Oermann, M., Krusmark, M., Kardong-Edgren, S., Jastrzembski, T., & Gluck, K. Journal of the Society for Simulation in Healthcare. 2021
Importance of Conclusion
The advantage of spaced practice on retention of CPR skills is well documented in literature due to the decay of knowledge and skill within weeks to months post training. This study, in collaboration with RQI, examines how the spacing of training during initial acquisition of CPR skills affects retention and sustainment with both shorter and longer intervals. Overall, both compression and ventilation scores were higher for students who refreshed at shorter intervals vs longer intervals of 6-months.
- To develop competency, providers need to be trained in delivering CPR and to proactive their skills periodically to retain them.
- Practice of skills with breaks in between sessions (distributed practice) is more effective for retaining skills than practice that is one all at one-time (massed practice).

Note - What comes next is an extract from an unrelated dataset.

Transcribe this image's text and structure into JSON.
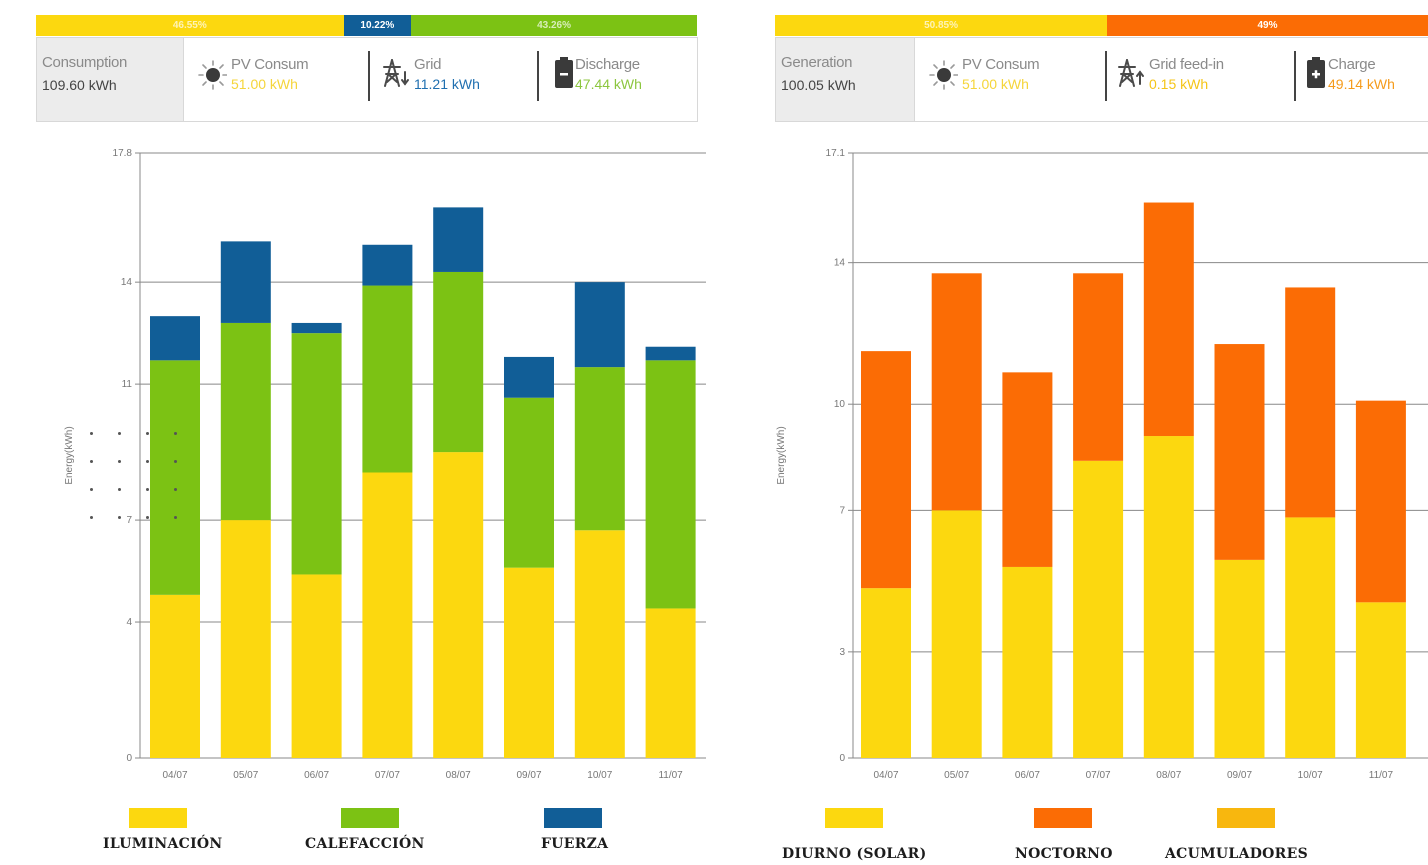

- Nursing students who refreshed with 3-month or personalized prescribed intervals had overall higher compression scores compared with those who refreshed at 6-month intervals.
- After 1 year, nursing students who refreshed every 3 months had overall higher ventilation scores than those with 6-month intervals.
- The current research is unique in exploring personalized scheduling of CPR training, with recommending initial CPR skills onboarding be spaced over several days or weeks rather than 3-month intervals. More research is needed to determine cost of personalized training, logistics of implementation and how to integrate with platforms, such as RQI.